Thursday, March 04, 2010

Hunger


Hunger (Steve McQueen, 2008) [10]

Living in a place like Binghamton can be hard when you really want to see a film. Even with an independent cinema in town, some films will always manage to slip through the cracks. Hunger has been on my radar for over a year and has finally seen the light of day on DVD. With no understatement, it is a masterful film. The best of 2008 as well as the best of the last decade. It is visually spectacular, no surprise considering McQueen's background. What makes it more than just visually striking is that McQueen tinkers with the idea of a message picture. Telling the story of IRA volunteer/prisoner Bobby Sands is going to fall in the realm of political picture. Yet McQueen never really makes the film solely about Sands and his ultimately fatal hunger strike. The film covers quite a bit of ground, giving a greater picture of "The Troubles" than just Sands' act of martyrdom. There's an examination of the stress and peril that the prison officials face, on the inside and the out. The film actually starts out focusing on other prisoners other than Sands. What I think McQueen is attempting to do is not make the Bobby Sands martyrdom picture that so many would expect and instead make a more nuanced, less black and white view of the situation.

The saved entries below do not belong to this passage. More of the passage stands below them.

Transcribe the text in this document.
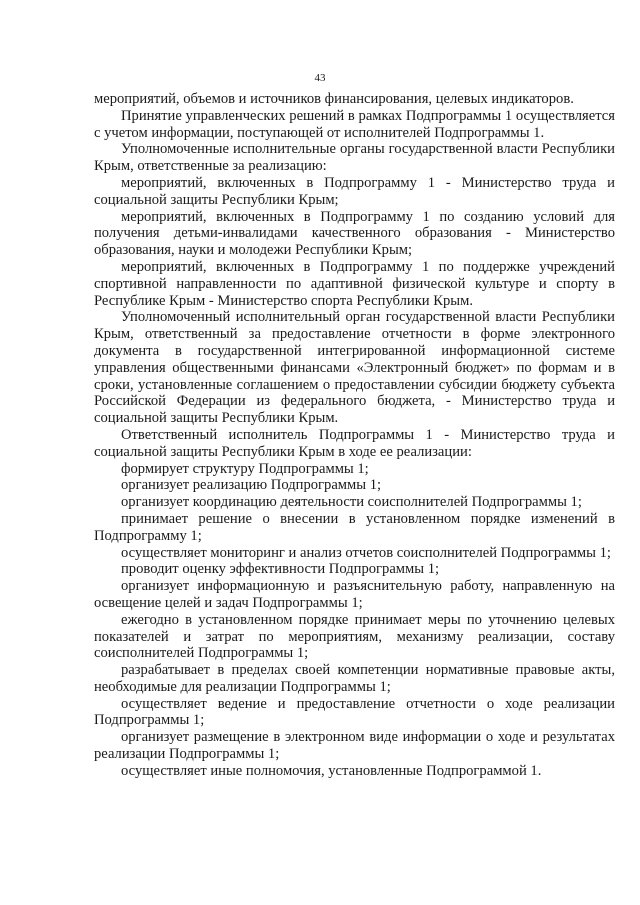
43

мероприятий, объемов и источников финансирования, целевых индикаторов.

Принятие управленческих решений в рамках Подпрограммы 1 осуществляется с учетом информации, поступающей от исполнителей Подпрограммы 1.

Уполномоченные исполнительные органы государственной власти Республики Крым, ответственные за реализацию:

мероприятий, включенных в Подпрограмму 1 - Министерство труда и социальной защиты Республики Крым;

мероприятий, включенных в Подпрограмму 1 по созданию условий для получения детьми-инвалидами качественного образования - Министерство образования, науки и молодежи Республики Крым;

мероприятий, включенных в Подпрограмму 1 по поддержке учреждений спортивной направленности по адаптивной физической культуре и спорту в Республике Крым - Министерство спорта Республики Крым.

Уполномоченный исполнительный орган государственной власти Республики Крым, ответственный за предоставление отчетности в форме электронного документа в государственной интегрированной информационной системе управления общественными финансами «Электронный бюджет» по формам и в сроки, установленные соглашением о предоставлении субсидии бюджету субъекта Российской Федерации из федерального бюджета, - Министерство труда и социальной защиты Республики Крым.

Ответственный исполнитель Подпрограммы 1 - Министерство труда и социальной защиты Республики Крым в ходе ее реализации:

формирует структуру Подпрограммы 1;

организует реализацию Подпрограммы 1;

организует координацию деятельности соисполнителей Подпрограммы 1;

принимает решение о внесении в установленном порядке изменений в Подпрограмму 1;

осуществляет мониторинг и анализ отчетов соисполнителей Подпрограммы 1;

проводит оценку эффективности Подпрограммы 1;

организует информационную и разъяснительную работу, направленную на освещение целей и задач Подпрограммы 1;

ежегодно в установленном порядке принимает меры по уточнению целевых показателей и затрат по мероприятиям, механизму реализации, составу соисполнителей Подпрограммы 1;

разрабатывает в пределах своей компетенции нормативные правовые акты, необходимые для реализации Подпрограммы 1;

осуществляет ведение и предоставление отчетности о ходе реализации Подпрограммы 1;

организует размещение в электронном виде информации о ходе и результатах реализации Подпрограммы 1;

осуществляет иные полномочия, установленные Подпрограммой 1.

I approve of this maneuver even though some will not. Above all else however, the poetic nature of the visuals trump all themes and politics. The feces smeared walls of the prisoners' cells, the flying batons and crumpled bodies being beaten, Sands's (played with an act of physical bravado by Michael Fassbender) emaciated figure at the end, they're all ingrained in my mind with their visceral nature. There's a sixteen minute long take, between Sands and a priest, that is dazzling filmmaking, not just in its length but its composition of the figures bathed in shadows. For a first time feature director, McQueen has created an enviable result. Even days later, there are still moments I'm in awe over. I feel to really get Hunger, you have to really appreciate it a visual level, no matter how unsettling and jarring some of them may be. If you have strong feelings about Irish Republicanism, which I do, it may not be the type of film politically you'd expect. Yet, the film resonates for totally different reasons other than its main character.